|The Augustinian foundation at Oxford in 1267 came on the heels of the establishment of the Augustinian Province of England in 1265.
The Augustinian foundation at Cambridge most likely followed not long before the year 1289, and was situated approximately where Corpus Christi College stands in Cambridge today (see photo at right).
The Order of Saint Augustine (often called the Austin Friars in England) eventually occupied all the land in Cambridge between Peas Hill on the north, Pembroke Street on the south, Free School Lane on the west and Corn Exchange Street on the east. Some of the Cambridge medical schools were later built on this former Augustinian property.

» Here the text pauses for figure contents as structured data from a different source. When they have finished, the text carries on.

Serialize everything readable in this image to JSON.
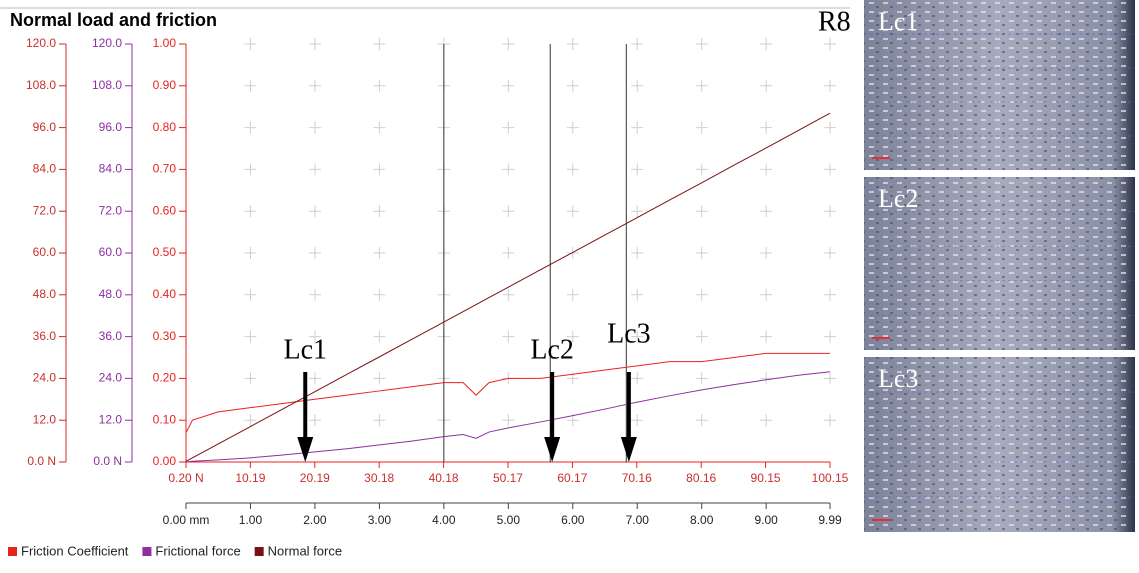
{
  "chart_data": {
    "type": "line",
    "title": "Normal load and friction",
    "annotation": "R8",
    "x": [
      0,
      0.1,
      0.5,
      1,
      1.5,
      2,
      2.5,
      3,
      3.5,
      4,
      4.3,
      4.5,
      4.7,
      5,
      5.5,
      6,
      6.5,
      7,
      7.5,
      8,
      8.5,
      9,
      9.5,
      9.99
    ],
    "xlim": [
      0,
      9.99
    ],
    "xticks": [
      {
        "value": 0,
        "label": "0.00 mm"
      },
      {
        "value": 1,
        "label": "1.00"
      },
      {
        "value": 2,
        "label": "2.00"
      },
      {
        "value": 3,
        "label": "3.00"
      },
      {
        "value": 4,
        "label": "4.00"
      },
      {
        "value": 5,
        "label": "5.00"
      },
      {
        "value": 6,
        "label": "6.00"
      },
      {
        "value": 7,
        "label": "7.00"
      },
      {
        "value": 8,
        "label": "8.00"
      },
      {
        "value": 9,
        "label": "9.00"
      },
      9.99
    ],
    "x2lim": [
      0.2,
      100.15
    ],
    "x2ticks": [
      {
        "value": 0.2,
        "label": "0.20 N"
      },
      10.19,
      20.19,
      30.18,
      40.18,
      50.17,
      60.17,
      70.16,
      80.16,
      90.15,
      100.15
    ],
    "ylim": [
      0,
      120
    ],
    "yticks": [
      {
        "value": 0,
        "label": "0.0 N"
      },
      {
        "value": 12,
        "label": "12.0"
      },
      {
        "value": 24,
        "label": "24.0"
      },
      {
        "value": 36,
        "label": "36.0"
      },
      {
        "value": 48,
        "label": "48.0"
      },
      {
        "value": 60,
        "label": "60.0"
      },
      {
        "value": 72,
        "label": "72.0"
      },
      {
        "value": 84,
        "label": "84.0"
      },
      {
        "value": 96,
        "label": "96.0"
      },
      {
        "value": 108,
        "label": "108.0"
      },
      {
        "value": 120,
        "label": "120.0"
      }
    ],
    "y2lim": [
      0,
      120
    ],
    "y2ticks": [
      {
        "value": 0,
        "label": "0.0 N"
      },
      {
        "value": 12,
        "label": "12.0"
      },
      {
        "value": 24,
        "label": "24.0"
      },
      {
        "value": 36,
        "label": "36.0"
      },
      {
        "value": 48,
        "label": "48.0"
      },
      {
        "value": 60,
        "label": "60.0"
      },
      {
        "value": 72,
        "label": "72.0"
      },
      {
        "value": 84,
        "label": "84.0"
      },
      {
        "value": 96,
        "label": "96.0"
      },
      {
        "value": 108,
        "label": "108.0"
      },
      {
        "value": 120,
        "label": "120.0"
      }
    ],
    "y3lim": [
      0,
      1
    ],
    "y3ticks": [
      {
        "value": 0,
        "label": "0.00"
      },
      {
        "value": 0.1,
        "label": "0.10"
      },
      {
        "value": 0.2,
        "label": "0.20"
      },
      {
        "value": 0.3,
        "label": "0.30"
      },
      {
        "value": 0.4,
        "label": "0.40"
      },
      {
        "value": 0.5,
        "label": "0.50"
      },
      {
        "value": 0.6,
        "label": "0.60"
      },
      {
        "value": 0.7,
        "label": "0.70"
      },
      {
        "value": 0.8,
        "label": "0.80"
      },
      {
        "value": 0.9,
        "label": "0.90"
      },
      {
        "value": 1,
        "label": "1.00"
      }
    ],
    "grid": true,
    "series": [
      {
        "name": "Friction Coefficient",
        "color": "#e8231f",
        "axis": "y3",
        "values": [
          0.07,
          0.1,
          0.12,
          0.13,
          0.14,
          0.15,
          0.16,
          0.17,
          0.18,
          0.19,
          0.19,
          0.16,
          0.19,
          0.2,
          0.2,
          0.21,
          0.22,
          0.23,
          0.24,
          0.24,
          0.25,
          0.26,
          0.26,
          0.26
        ]
      },
      {
        "name": "Frictional force",
        "color": "#8e2fa0",
        "axis": "y2",
        "values": [
          0,
          0.2,
          0.6,
          1.2,
          2.0,
          2.9,
          3.8,
          4.9,
          6.0,
          7.3,
          7.9,
          6.8,
          8.6,
          9.8,
          11.5,
          13.3,
          15.2,
          17.2,
          19.0,
          20.7,
          22.2,
          23.6,
          24.9,
          25.9
        ]
      },
      {
        "name": "Normal force",
        "color": "#7a1212",
        "axis": "y",
        "values": [
          0.2,
          1.2,
          5.2,
          10.19,
          15.2,
          20.19,
          25.2,
          30.18,
          35.2,
          40.18,
          43.2,
          45.2,
          47.2,
          50.17,
          55.2,
          60.17,
          65.2,
          70.16,
          75.2,
          80.16,
          85.2,
          90.15,
          95.2,
          100.15
        ]
      }
    ],
    "marker_lines": [
      4.0,
      5.65,
      6.83
    ],
    "critical_loads": [
      {
        "label": "Lc1",
        "x": 1.85
      },
      {
        "label": "Lc2",
        "x": 5.68
      },
      {
        "label": "Lc3",
        "x": 6.87
      }
    ]
  },
  "micrographs": [
    "Lc1",
    "Lc2",
    "Lc3"
  ]
}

Parcels of land within this area were acquired progressively from the year 1290 onwards until 1376. It was in June 1290 that Sir Geoffrey de Picheford obtained for the Austin Friars their first parcel of land within this area so that they could found a priory in memory of his son, Arnuf. Sir Geoffrey himself then died early in 1299, before he could fulfil his intention of enlarging the site.
John of Clare was the first known master of the Austin Friars at the University of Cambridge. He was attacked by the Dominicans and Franciscans when he sided with the university in a dispute with the mendicant orders there in 1302. He is probably identical with the Johannes de Anglia ("John of England") who represented the English Province at the Augustinian General Chapter in Siena, Italy in 1295.
When the Black Death in the period after 1350 caused English land values to drop, the king permitted religious Priories to expand their land holding by buy any adjacent land for sale. The Austin Friars at Cambridge were granted permission to enlarge their property by two acres.
It took the Austin Friars until 1376 to come into possession of the whole of the land between the streets mentioned above. Even then, it is possible that they left untouched some of the previous private dwellings there, and earned the rental income thus provided.
The Priory of the Austin Friars stood within St Edward’s Parish, and in 1290 the Austin Friars promised to send their servants to the parish church, and not themselves to administer sacraments to them or to any other laity.
As will be indicated in the following paragraph, a major role of the Priory was the theological education of Augustinians, and not pastoral ministry to the local population.
In 1302 the Pope granted the Cambridge Augustinians the right of burial of people on their property, and in excavations in 1908 indicated that this right had been exercised, for among the skeletal remains found there were the bones of women and children. On the property, this was a burial area separate from the site of the graves of deceased Augustinians.
On 9th June 1318 Pope John XXII erected the priory at Cambridge as an Augustinian studium generale (an international study house), with full papal privileges in the granting of ecclesiastical degrees in theology.
To have attained the necessary high academic standards for this papal recognition in the year 1318, the studium at Austin Friars Priory at Cambridge must already have been operating for a number of years before that date. (For details on the Augustinian gradation of houses of study as being local, regional or international, click here.)
The Augustinian General (international) Chapter at Rimini, Italy in 1318 then legislated that both Oxford and Cambridge were always to have two masters of theology present, as was required at the longer-established Augustinian studium generale in Paris.
The General Chapter simultaneously paid great honour to both Oxford and Cambridge by granting them the same status as Paris. As well, it gave Cambridge the same recognition as the slightly older Augustinian foundation at Oxford.